開戦後1週間で、紛争による恐怖から「市場温度」は一変しました。米10年債利回りは原油高によるインフレ懸念から、金利が上昇しています。有事では債券が買われ金利は低下するのが通常の動きですが、今回は逆転しています。このため、景気後退とインフレが同時進行する「スタグフレーション」への警戒感が急速に高まっています。
ここで攻撃直後から起きている市場の動きを整理してみます。
1)有事勃発 →2)ホルムズ海峡封鎖 →3)原油急騰 →4)インフレ再燃懸念 →5)利下げ観測後退 →6)リスク資産売り+安全資産逃避
このように因果関係は極めて明快です。
1991年の湾岸戦争や2022年のウクライナ侵攻と比較すると、今回のイラン攻撃は「供給の物理的遮断」という点で性質が異なります。市場への波及速度が格段に速く、この連鎖が市場を激しく揺さぶっています。
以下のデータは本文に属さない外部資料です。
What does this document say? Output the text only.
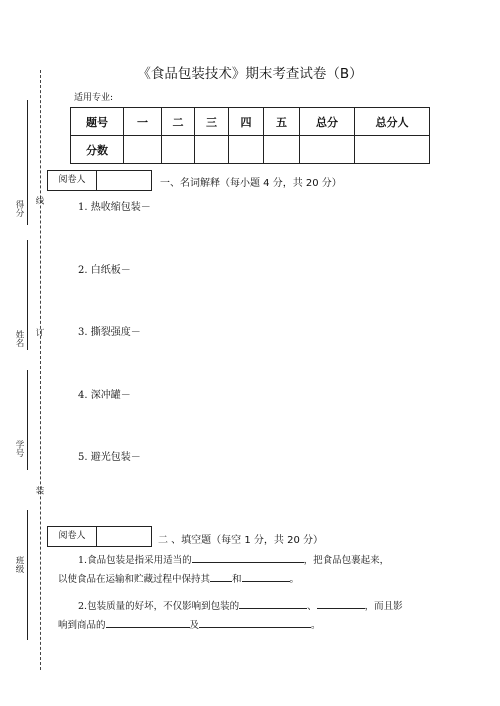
得分 线
姓名 订
学号
装
班级
《食品包装技术》期末考查试卷（B）
适用专业:
题号	一	二	三	四	五	总分	总分人
分数							
阅卷人	一、名词解释（每小题 4 分，共 20 分）
1. 热收缩包装－
2. 白纸板－
3. 撕裂强度－
4. 深冲罐－
5. 避光包装－
阅卷人	二 、填空题（每空 1 分，共 20 分）
1.食品包装是指采用适当的	，把食品包裹起来，
以使食品在运输和贮藏过程中保持其 和	。
2.包装质量的好坏，不仅影响到包装的	、	，而且影
响到商品的	及	。
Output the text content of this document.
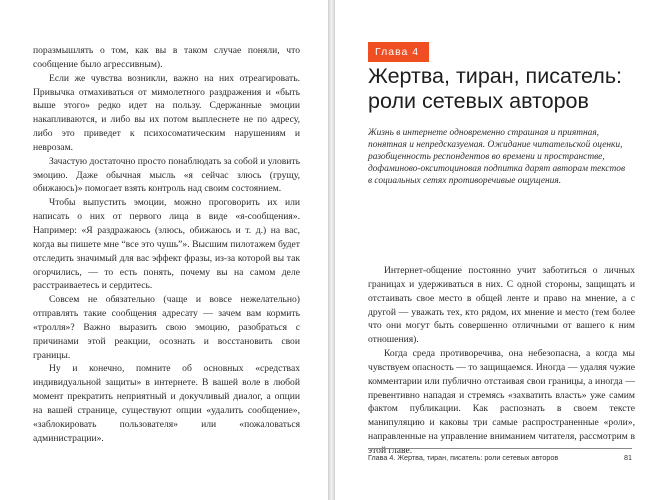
поразмышлять о том, как вы в таком случае поняли, что сообщение было агрессивным).

Если же чувства возникли, важно на них отреагировать. Привычка отмахиваться от мимолетного раздражения и «быть выше этого» редко идет на пользу. Сдержанные эмоции накапливаются, и либо вы их потом выплеснете не по адресу, либо это приведет к психосоматическим нарушениям и неврозам.

Зачастую достаточно просто понаблюдать за собой и уловить эмоцию. Даже обычная мысль «я сейчас злюсь (грущу, обижаюсь)» помогает взять контроль над своим состоянием.

Чтобы выпустить эмоции, можно проговорить их или написать о них от первого лица в виде «я-сообщения». Например: «Я раздражаюсь (злюсь, обижаюсь и т. д.) на вас, когда вы пишете мне “все это чушь”». Высшим пилотажем будет отследить значимый для вас эффект фразы, из-за которой вы так огорчились, — то есть понять, почему вы на самом деле расстраиваетесь и сердитесь.

Совсем не обязательно (чаще и вовсе нежелательно) отправлять такие сообщения адресату — зачем вам кормить «тролля»? Важно выразить свою эмоцию, разобраться с причинами этой реакции, осознать и восстановить свои границы.

Ну и конечно, помните об основных «средствах индивидуальной защиты» в интернете. В вашей воле в любой момент прекратить неприятный и докучливый диалог, а опции на вашей странице, существуют опции «удалить сообщение», «заблокировать пользователя» или «пожаловаться администрации».

Глава 4
Жертва, тиран, писатель: роли сетевых авторов
Жизнь в интернете одновременно страшная и приятная, понятная и непредсказуемая. Ожидание читательской оценки, разобщенность респондентов во времени и пространстве, дофаминово-окситоциновая подпитка дарят авторам текстов в социальных сетях противоречивые ощущения.

Интернет-общение постоянно учит заботиться о личных границах и удерживаться в них. С одной стороны, защищать и отстаивать свое место в общей ленте и право на мнение, а с другой — уважать тех, кто рядом, их мнение и место (тем более что они могут быть совершенно отличными от вашего к ним отношения).

Когда среда противоречива, она небезопасна, а когда мы чувствуем опасность — то защищаемся. Иногда — удаляя чужие комментарии или публично отстаивая свои границы, а иногда — превентивно нападая и стремясь «захватить власть» уже самим фактом публикации. Как распознать в своем тексте манипуляцию и каковы три самые распространенные «роли», направленные на управление вниманием читателя, рассмотрим в этой главе.

Глава 4. Жертва, тиран, писатель: роли сетевых авторов	81
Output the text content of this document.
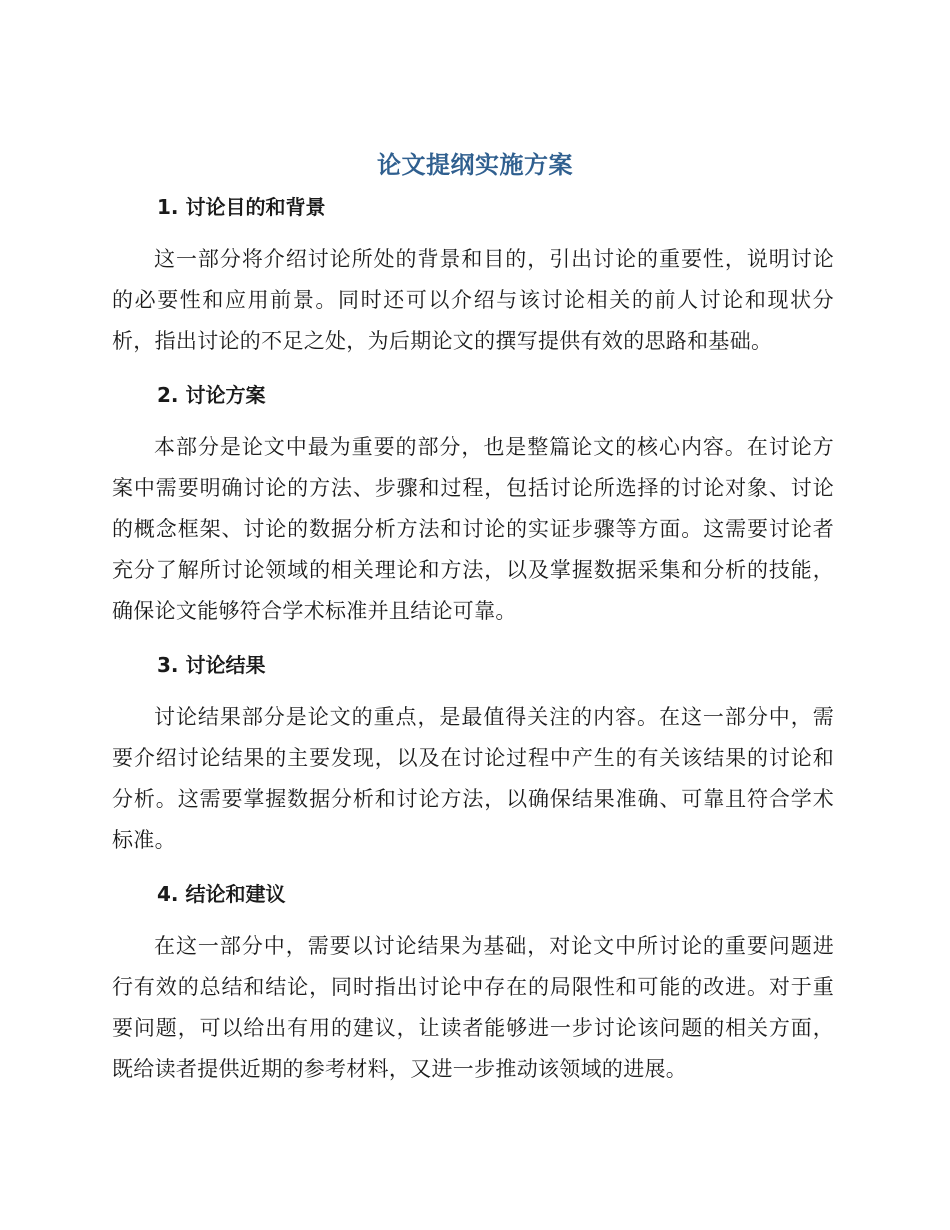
论文提纲实施方案
1. 讨论目的和背景

这一部分将介绍讨论所处的背景和目的，引出讨论的重要性，说明讨论的必要性和应用前景。同时还可以介绍与该讨论相关的前人讨论和现状分析，指出讨论的不足之处，为后期论文的撰写提供有效的思路和基础。

2. 讨论方案

本部分是论文中最为重要的部分，也是整篇论文的核心内容。在讨论方案中需要明确讨论的方法、步骤和过程，包括讨论所选择的讨论对象、讨论的概念框架、讨论的数据分析方法和讨论的实证步骤等方面。这需要讨论者充分了解所讨论领域的相关理论和方法，以及掌握数据采集和分析的技能，确保论文能够符合学术标准并且结论可靠。

3. 讨论结果

讨论结果部分是论文的重点，是最值得关注的内容。在这一部分中，需要介绍讨论结果的主要发现，以及在讨论过程中产生的有关该结果的讨论和分析。这需要掌握数据分析和讨论方法，以确保结果准确、可靠且符合学术标准。

4. 结论和建议

在这一部分中，需要以讨论结果为基础，对论文中所讨论的重要问题进行有效的总结和结论，同时指出讨论中存在的局限性和可能的改进。对于重要问题，可以给出有用的建议，让读者能够进一步讨论该问题的相关方面，既给读者提供近期的参考材料，又进一步推动该领域的进展。
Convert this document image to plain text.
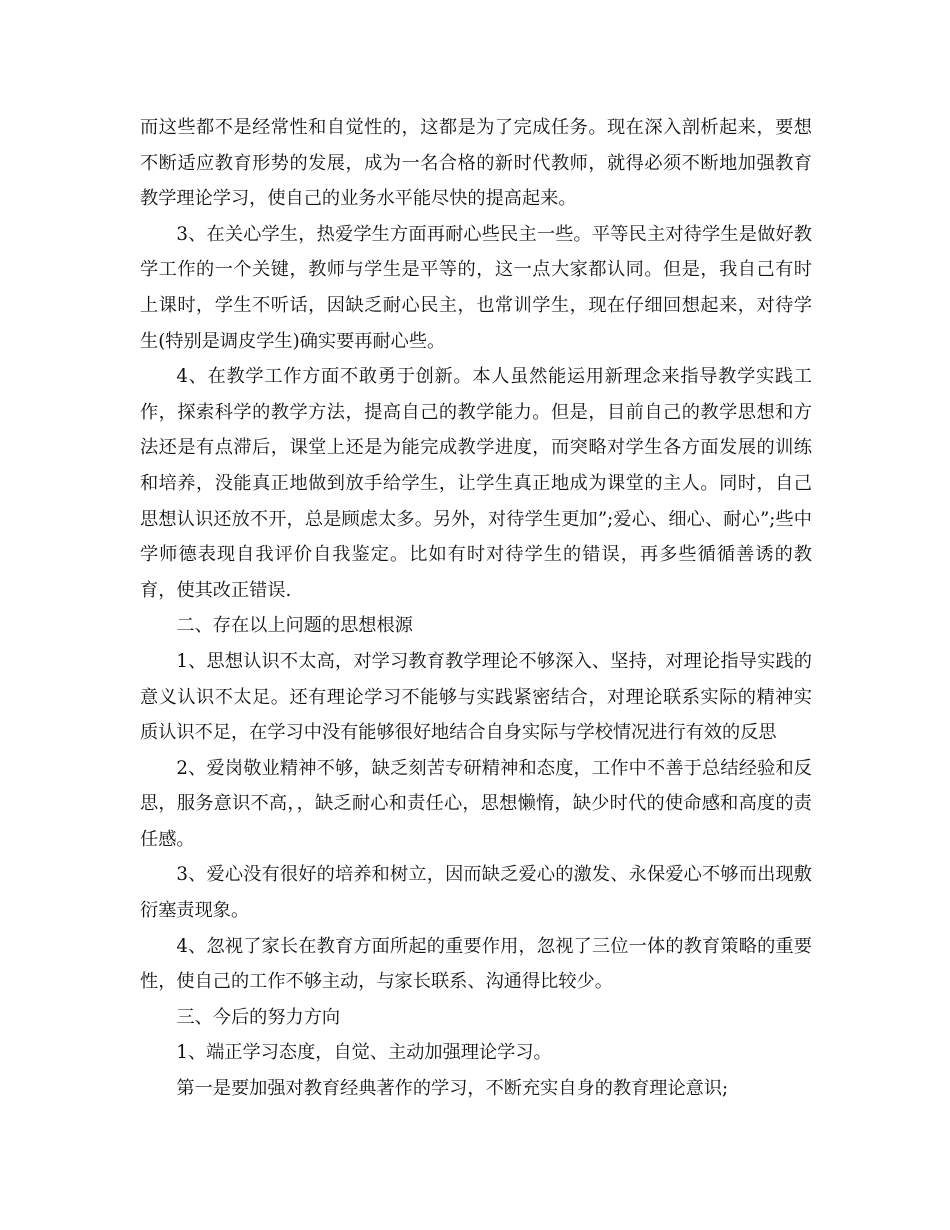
而这些都不是经常性和自觉性的，这都是为了完成任务。现在深入剖析起来，要想不断适应教育形势的发展，成为一名合格的新时代教师，就得必须不断地加强教育教学理论学习，使自己的业务水平能尽快的提高起来。

3、在关心学生，热爱学生方面再耐心些民主一些。平等民主对待学生是做好教学工作的一个关键，教师与学生是平等的，这一点大家都认同。但是，我自己有时上课时，学生不听话，因缺乏耐心民主，也常训学生，现在仔细回想起来，对待学生(特别是调皮学生)确实要再耐心些。

4、在教学工作方面不敢勇于创新。本人虽然能运用新理念来指导教学实践工作，探索科学的教学方法，提高自己的教学能力。但是，目前自己的教学思想和方法还是有点滞后，课堂上还是为能完成教学进度，而突略对学生各方面发展的训练和培养，没能真正地做到放手给学生，让学生真正地成为课堂的主人。同时，自己思想认识还放不开，总是顾虑太多。另外，对待学生更加”;爱心、细心、耐心”;些中学师德表现自我评价自我鉴定。比如有时对待学生的错误，再多些循循善诱的教育，使其改正错误.

二、存在以上问题的思想根源

1、思想认识不太高，对学习教育教学理论不够深入、坚持，对理论指导实践的意义认识不太足。还有理论学习不能够与实践紧密结合，对理论联系实际的精神实质认识不足，在学习中没有能够很好地结合自身实际与学校情况进行有效的反思

2、爱岗敬业精神不够，缺乏刻苦专研精神和态度，工作中不善于总结经验和反思，服务意识不高，，缺乏耐心和责任心，思想懒惰，缺少时代的使命感和高度的责任感。

3、爱心没有很好的培养和树立，因而缺乏爱心的激发、永保爱心不够而出现敷衍塞责现象。

4、忽视了家长在教育方面所起的重要作用，忽视了三位一体的教育策略的重要性，使自己的工作不够主动，与家长联系、沟通得比较少。

三、今后的努力方向

1、端正学习态度，自觉、主动加强理论学习。

第一是要加强对教育经典著作的学习，不断充实自身的教育理论意识;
安全資産「金(ゴールド)」への資金逃避が示す警戒水準
安全資産と言われる「金(ゴールド)」の価格は、開戦後、3月2日には一時5,400ドル台まで急騰しました。しかし、ドル高・米金利上昇が逆風となり、今は利益確定売りに押されています。
金(スポット)価格の推移(週足ベース)
ただし、5,000ドルの大台は依然として維持しており、下値では実需の買いが入る展開です。
外為どっとコムのCFDで週足チャートを確認してみると、25週・75週・200週MAのすべてが上向きとなる「パーフェクトオーダー」を維持しており、長期上昇トレンドの基調は崩れていません。直近のローソク足は5,000ドル台前半に位置しており、25週ボリンジャーバンドの+1σ〜+2σ圏で推移しています。
注目すべきは、米実質金利がプラス圏内にあるにもかかわらず、金(ゴールド)の価格が高止まりしている点です。各国中央銀行(特に中国・インド)の買い入れ、ドル基軸通貨体制への不信感、そして地政学プレミアムが三層構造で下支えしています。
アナリストの見通しでは、ゴールドマンサックスが2026年末目標で5,400ドルの価格を設定、JPモルガンは年末6,300ドルを予想しています。米独立系先物ブローカーの「RJO Futures」のシニアストラテジストは、「足元のドル高・金利高による下落は一時的であり、地政学リスクによる安全逃避が再び金価格を押し上げる」と見ています。5,000ドルを割り込まない限り、上昇トレンドの中の「調整」局面と見るのが妥当でしょう。
原油(WTI)の供給不安が招く「コストプッシュ」の衝撃
イラン攻撃で起きた中東有事で、WTI原油価格は市場の「熱源」となっています。外為どっとコムのCFDのチャートで、直近の週間上昇率を確認すると、先物取引開始以来の記録を塗り替える、歴史的な騰勢となっていました。また、北海ブレントや中東指標のムルバン原油も軒並み節目となる大台に迫るなど、原油市場全体で「買い」が殺到しています。
原油(WTI)価格の推移(週足ベース)
攻撃前の水準と比較すると、わずか1週間で記録的な急騰です。日次ベースの推移を見ても、5営業日連続で高値を切り上げる「階段上げ」の様相を呈しています。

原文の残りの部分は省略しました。